Should you find yourself in Belgium next Spring with a few hours to spare, you are well advised to drop in at the Tour of Flanders Museum in Oudenaarde. And whilst deeply engrossed in the Ronde-related vintage bikes, jerseys and ephemera, your attention may be interrupted by spotting a bloke who bears an uncanny resemblance to the great Freddy Maertens.
This is no doppelganger, but the Freddy Maertens; double World Champion, triple Green Jersey winner in the Tour and first across the line in a total of 16 Tour de France stages – eight of them in 1976. The best sprinter of his generation possesses a palmares longer than your arm: 222 professional victories as a professional, a record 54 of them coming in the one season.

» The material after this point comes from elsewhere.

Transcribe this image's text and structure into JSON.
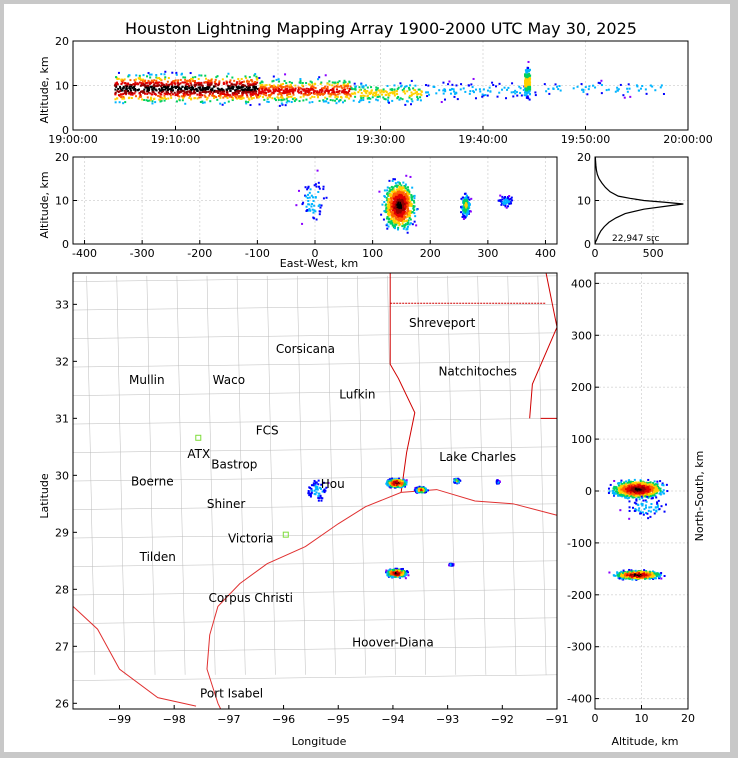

All told, not the CV of a man you would expect to see working in a museum in Belgium. A series of ill-advised business ventures and a tenacious taxman swallowed what money Maertens had made during his glittering career. He estimates somewhere between eight and nine million Belgian Francs disappeared from his grasp by the time he retired from the peloton in 1982 – a small fortune.

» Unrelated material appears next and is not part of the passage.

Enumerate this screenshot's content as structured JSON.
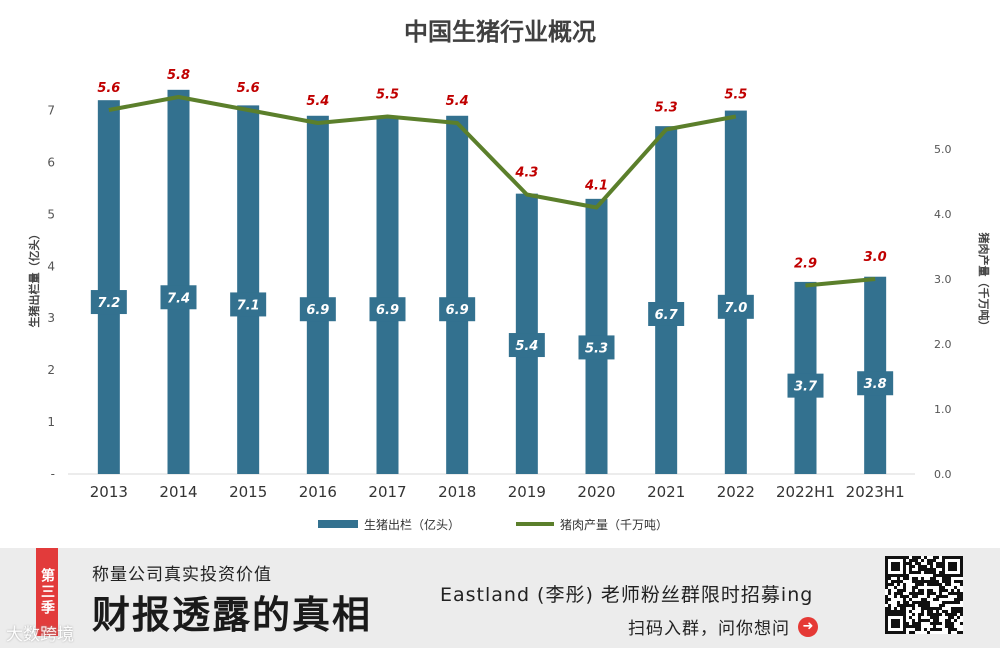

But Maertens is not bitter. What happened, happened, he says. Nothing can change it now, so why get angry? He enjoys his work and is a fine host of a museum dedicated to one of the few races he never won (second in 1973 to Eric Leman was the closest Maertens got). You can even book a guided tour of the exhibition with Freddy himself as group guide: an honour indeed.

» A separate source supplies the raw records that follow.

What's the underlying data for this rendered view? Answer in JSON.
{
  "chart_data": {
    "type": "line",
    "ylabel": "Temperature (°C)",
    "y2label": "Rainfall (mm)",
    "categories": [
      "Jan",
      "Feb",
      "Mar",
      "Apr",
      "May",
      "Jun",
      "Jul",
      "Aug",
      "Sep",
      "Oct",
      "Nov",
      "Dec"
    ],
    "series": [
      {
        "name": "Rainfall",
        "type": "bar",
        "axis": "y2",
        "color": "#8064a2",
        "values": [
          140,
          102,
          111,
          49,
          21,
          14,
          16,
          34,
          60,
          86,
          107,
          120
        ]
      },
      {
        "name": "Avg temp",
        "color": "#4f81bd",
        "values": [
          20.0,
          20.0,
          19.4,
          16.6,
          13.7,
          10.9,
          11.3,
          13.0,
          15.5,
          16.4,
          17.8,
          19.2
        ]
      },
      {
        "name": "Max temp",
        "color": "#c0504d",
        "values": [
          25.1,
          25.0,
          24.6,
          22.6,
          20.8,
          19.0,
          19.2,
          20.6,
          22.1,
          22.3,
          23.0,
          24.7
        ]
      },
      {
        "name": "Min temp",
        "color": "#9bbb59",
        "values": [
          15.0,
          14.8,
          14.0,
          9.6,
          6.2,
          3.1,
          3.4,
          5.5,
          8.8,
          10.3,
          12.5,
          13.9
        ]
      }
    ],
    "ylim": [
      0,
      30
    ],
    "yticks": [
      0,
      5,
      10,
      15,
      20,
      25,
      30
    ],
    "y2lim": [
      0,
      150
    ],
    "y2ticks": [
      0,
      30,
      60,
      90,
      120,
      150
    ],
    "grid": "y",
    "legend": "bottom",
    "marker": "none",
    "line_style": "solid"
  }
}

And while one of the all-time greats is showing you round, ponder this: As Mark Cavendish, with 15 Tour stages in the bag over three years, opens his account at the Vuelta, consider Maertens’ Spanish achievements in 1977. Out of 19 stages that year, the Belgian crossed the line first 13 times. Not surprisingly, the points classification and overall also went his way.
If, as most sprinters concede, Cavendish is unbeatable on his day, what does that make Maertens?